Vergara goes on to explain.

“It may seem scary, but for consumer use — and what I am about to say is absolutely not what you’d do in the enterprise world – but it is the advice I give my Mom. No one is going to break into your house, I tell her, and steal your password on a sticky note. So it’s much lower risk than just using the same password over and over again.”

But since sticky notes aren’t exactly going to stop fraud in the enterprise environment. Webster asked Vergara for advice on helping merchants balance the “cost of doing business in payments” and accepting some element of fraud to remove friction from the system, and enable customers to transact with them.

“The security mindset overall is ‘we have to try for zero fraud.’ But that’s not the way you look at it from a payments or commerce perspective,” Vergara said. “There’s always shrinkage – even all the way down to a Mom and Pop shop, it’s something you deal with. You aren’t going to shut down your store because someone steals Twinkies; you manage that, and as long as you’re making money you’re OK. And that’s what a lot of people from the security background don’t get.”

This doesn’t mean that security isn’t a serious issue – which Vergara says it certainly is, and one that keeps his team busy “all day, every day, trying to stay one step ahead.” But, he says that effort and action happens behind PayPal’s main attraction: allowing buyers and sellers to transact. This, he said, is what makes payments security a little different from security in general.

The challenge on the good-guys’ side of the isle is to lock the bad guys out, or find them before they can do anything, every time.

The hackers’ challenge, on the other hand, is to fail every time but once – and if they get in once (and get enough data), they win.

“Our adversary has more funding, a lot of resources and is scarily efficient in their understanding of systems and how they respond to changes to them. It’s an arms race – and it hasn’t gotten worse. But the eCommerce economy is growing and so, even held down to their current levels, these bad guys are making lots of money.”

Billions, in fact. And that amount of money will motivate them to stay around. The point, Vergara said, is not to try to eliminate them all, but to get so good at detecting them and making it hard for them to monetize their crimes efficiently, that they move on to easier targets.

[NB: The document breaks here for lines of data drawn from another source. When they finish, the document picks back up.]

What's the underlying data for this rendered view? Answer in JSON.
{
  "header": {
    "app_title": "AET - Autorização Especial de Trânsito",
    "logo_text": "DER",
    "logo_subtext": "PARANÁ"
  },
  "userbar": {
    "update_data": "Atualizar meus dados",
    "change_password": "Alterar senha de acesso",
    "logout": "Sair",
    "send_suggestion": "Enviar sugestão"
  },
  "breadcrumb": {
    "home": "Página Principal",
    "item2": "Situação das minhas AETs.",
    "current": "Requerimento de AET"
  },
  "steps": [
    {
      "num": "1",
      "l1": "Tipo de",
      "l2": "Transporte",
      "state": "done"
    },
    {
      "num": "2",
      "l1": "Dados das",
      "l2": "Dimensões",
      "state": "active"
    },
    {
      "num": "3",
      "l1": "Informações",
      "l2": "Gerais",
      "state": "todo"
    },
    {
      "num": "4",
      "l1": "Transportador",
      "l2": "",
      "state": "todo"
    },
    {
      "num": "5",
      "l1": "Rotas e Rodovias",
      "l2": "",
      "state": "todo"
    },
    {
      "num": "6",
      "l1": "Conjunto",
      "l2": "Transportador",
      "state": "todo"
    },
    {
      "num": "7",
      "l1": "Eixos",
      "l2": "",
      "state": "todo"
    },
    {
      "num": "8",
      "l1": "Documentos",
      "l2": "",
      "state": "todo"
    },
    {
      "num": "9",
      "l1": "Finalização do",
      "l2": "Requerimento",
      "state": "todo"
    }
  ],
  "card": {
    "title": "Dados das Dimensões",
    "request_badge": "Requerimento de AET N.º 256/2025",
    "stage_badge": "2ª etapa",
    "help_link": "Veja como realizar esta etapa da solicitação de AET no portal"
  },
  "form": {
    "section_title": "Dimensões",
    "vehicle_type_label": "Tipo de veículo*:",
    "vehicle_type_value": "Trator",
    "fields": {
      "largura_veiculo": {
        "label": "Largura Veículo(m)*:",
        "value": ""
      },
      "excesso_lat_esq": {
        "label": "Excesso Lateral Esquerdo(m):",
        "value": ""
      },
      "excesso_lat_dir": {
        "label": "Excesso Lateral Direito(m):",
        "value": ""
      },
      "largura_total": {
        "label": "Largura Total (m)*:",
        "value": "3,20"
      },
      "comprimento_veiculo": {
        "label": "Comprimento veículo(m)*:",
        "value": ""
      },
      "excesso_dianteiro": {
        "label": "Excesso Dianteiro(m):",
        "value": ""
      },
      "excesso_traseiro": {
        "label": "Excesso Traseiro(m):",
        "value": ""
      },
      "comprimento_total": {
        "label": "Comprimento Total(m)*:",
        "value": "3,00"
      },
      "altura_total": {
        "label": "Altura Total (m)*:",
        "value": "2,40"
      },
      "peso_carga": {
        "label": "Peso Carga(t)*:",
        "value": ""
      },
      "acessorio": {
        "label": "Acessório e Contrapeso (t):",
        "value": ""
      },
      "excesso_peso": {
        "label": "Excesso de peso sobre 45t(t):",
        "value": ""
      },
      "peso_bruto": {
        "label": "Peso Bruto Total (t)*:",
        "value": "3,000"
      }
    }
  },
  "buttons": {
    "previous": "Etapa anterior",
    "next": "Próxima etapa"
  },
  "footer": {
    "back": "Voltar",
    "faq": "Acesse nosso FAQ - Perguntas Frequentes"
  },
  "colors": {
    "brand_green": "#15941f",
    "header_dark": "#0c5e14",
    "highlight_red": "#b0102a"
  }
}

“Around the globe everyday we are trying to make our customers stay protected in almost 200 countries.  Whenever we see stolen credentials, we stop them.  Hopefully these folks will be arrested, but that probably won’t happen if they are outside U.S. jurisdiction. So the other option is you can convince the guys who are doing this that it isn’t worth their time because the economics aren’t there. It makes them more likely to move on to something else.”

That is a daunting task.

But not an impossible one – just one that needs to be undertaken with the right systems and risk management tools to keep fraud at a minimum, even if fraudsters manage to breach systems.

And, of course, it also helps if no one panics and reports a breach where there wasn’t one, but even the biggest firms can’t control everything.